Stevie jabbed the on/off key and pushed her folding chair away from the desk, her entire body trembling as if the scream of an emergency vehicle had riven her peace of mind. She wanted to scream.
Instead she murmured, “Shit,” and exhaled a despairing sigh. Although that word was forbidden the lips of thirteen-year-old Ted, Jr., and eight-year-old Marella (the penalty for bad language being the forfeiture of a week’s allowance), ever since her husband’s death in the hospital next door to the clinic about which she had just been writing, Stevie had found frequent occasion to use the word herself. Bills falling due, deadlines missed, and now her expensive PDE “Exceleriter” breaking down and proclaiming its failure with a mechanical Bronx cheer. Shit. Thank God the kids were still at school.
Stevie went to the window of her second-floor study and leaned her face against the cold glass. The naked limbs of cork elms and dogwoods could not conceal the silver struts and lofty unpainted belly of Barclay’s water tower four blocks away. The town looked uninhabited. Who did you turn to on a bleak February afternoon when the instrument you and your children depended on for nearly every necessity went on the fritz? Dr. Elsa was fine at setting bones and incinerating warts, but probably not so handy at doctoring broken typewriters. You could romanticize smal
l towns all you liked, but sometimes they were pretty damned inconvenient. Lots of work for a plumber and electrician like Ted, though. He had loved this place.

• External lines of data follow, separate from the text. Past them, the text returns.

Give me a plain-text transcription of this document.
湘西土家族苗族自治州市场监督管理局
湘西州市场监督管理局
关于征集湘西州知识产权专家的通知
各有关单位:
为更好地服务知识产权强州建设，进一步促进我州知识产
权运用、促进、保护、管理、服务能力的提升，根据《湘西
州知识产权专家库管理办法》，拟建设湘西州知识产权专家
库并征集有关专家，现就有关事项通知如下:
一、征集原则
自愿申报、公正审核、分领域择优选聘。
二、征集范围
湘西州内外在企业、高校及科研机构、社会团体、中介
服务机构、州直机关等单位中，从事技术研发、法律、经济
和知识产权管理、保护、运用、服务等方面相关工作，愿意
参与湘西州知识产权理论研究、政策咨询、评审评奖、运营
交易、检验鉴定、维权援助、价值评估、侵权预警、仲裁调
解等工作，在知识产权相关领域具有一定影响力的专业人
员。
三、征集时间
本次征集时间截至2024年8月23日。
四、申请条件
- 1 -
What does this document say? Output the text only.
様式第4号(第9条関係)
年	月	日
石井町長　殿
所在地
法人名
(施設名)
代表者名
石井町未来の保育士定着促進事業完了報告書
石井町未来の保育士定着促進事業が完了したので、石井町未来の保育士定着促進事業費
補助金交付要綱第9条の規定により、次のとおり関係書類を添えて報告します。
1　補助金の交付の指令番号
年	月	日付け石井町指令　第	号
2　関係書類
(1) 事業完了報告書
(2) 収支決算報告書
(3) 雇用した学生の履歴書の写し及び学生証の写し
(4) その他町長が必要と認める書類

The Exceleriter, meanwhile, reposed in the middle of Stevie’s rolltop as if nothing much were wrong.
Her cheek still against the glass, Stevie stared at it. The typing element was canted at an unfamiliar angle, but otherwise the machine looked okay. Ted had given it to her for her birthday two and a half years ago, not long after she had decided to develop her latent writing talent and shortly before Dr. Elsa had diagnosed his gastrointestinal cancer. Ted was gone, but his gift remained, providential and indispensable. Maybe if she switched it on again, the type disc would click back into place and the machine obediently resume its lovely rotary-engine purr.
Worth a try, Stevie thought, leaving the window.
The typewriter, however, responded to her touch with a voice like a robot magpie’s. In self-defense she gouged the on/off control. In helpless anger she pounded the machine’s dark-blue hood. When she had finished, the only sound in the world seemed to be the propane hiss of her Dearborn space heater—that and the faint mockery of the winter wind clicking the leafless branches of the trees.